Joe Manchin: Supporting Hillary Clinton in 2016 ‘was a mistake politically’

Sen. Joe Manchin, D-W.Va., said Wednesday he regretted endorsing failed 2016 Democratic presidential nominee Hillary Clinton, adding he would be “open” to throwing his weight behind President Trump’s 2020 re-election bid.

“I’m open to supporting the person who I think is best for my country and my state. If his policies are best, I’ll be right there,” Manchin told Politico in an interview published Wednesday.

“I’m with him sometimes more than other Republican senators are with him,” he continued later in the interview. “A lot of the policies he’s done [have] been good for the state.”

Manchin, who is facing his own re-election contest in November, recalled how Clinton asked him whether she could campaign in West Virginia in 2016 so she could explain her comments about wanting “to put a lot of coal miners and coal companies out of business.”

“I said, ‘That’s a bad idea, you shouldn’t come,’” Manchin remembered.

“It was a mistake.
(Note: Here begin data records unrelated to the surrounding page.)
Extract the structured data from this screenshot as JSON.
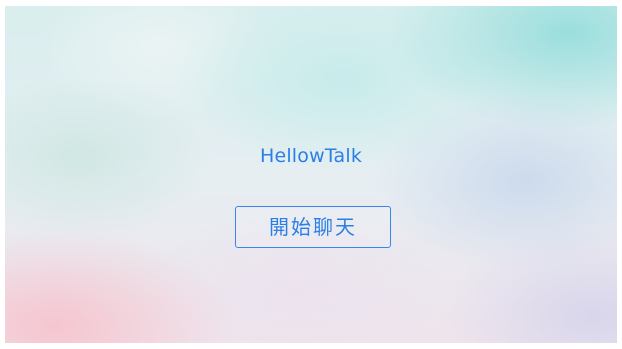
{
  "app": {
    "title": "HellowTalk"
  },
  "actions": {
    "start_chat_label": "開始聊天"
  },
  "colors": {
    "accent": "#2a7fe6"
  }
}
It was a mistake politically,” he said, referring to his support of Clinton.

Manchin, a former West Virginia governor who was elected to the Senate in 2010, complained that Washington Democrats were “making it more difficult” for him to represent the party and his state, which Trump won by 42 points in 2016.

But he said he remains confident about his chances in November, having won his last race in 2012 by 24 points.

Manchin will compete against Republican challenger Patrick Morrisey, West Virginia’s attorney general, in the general election on Nov. 6.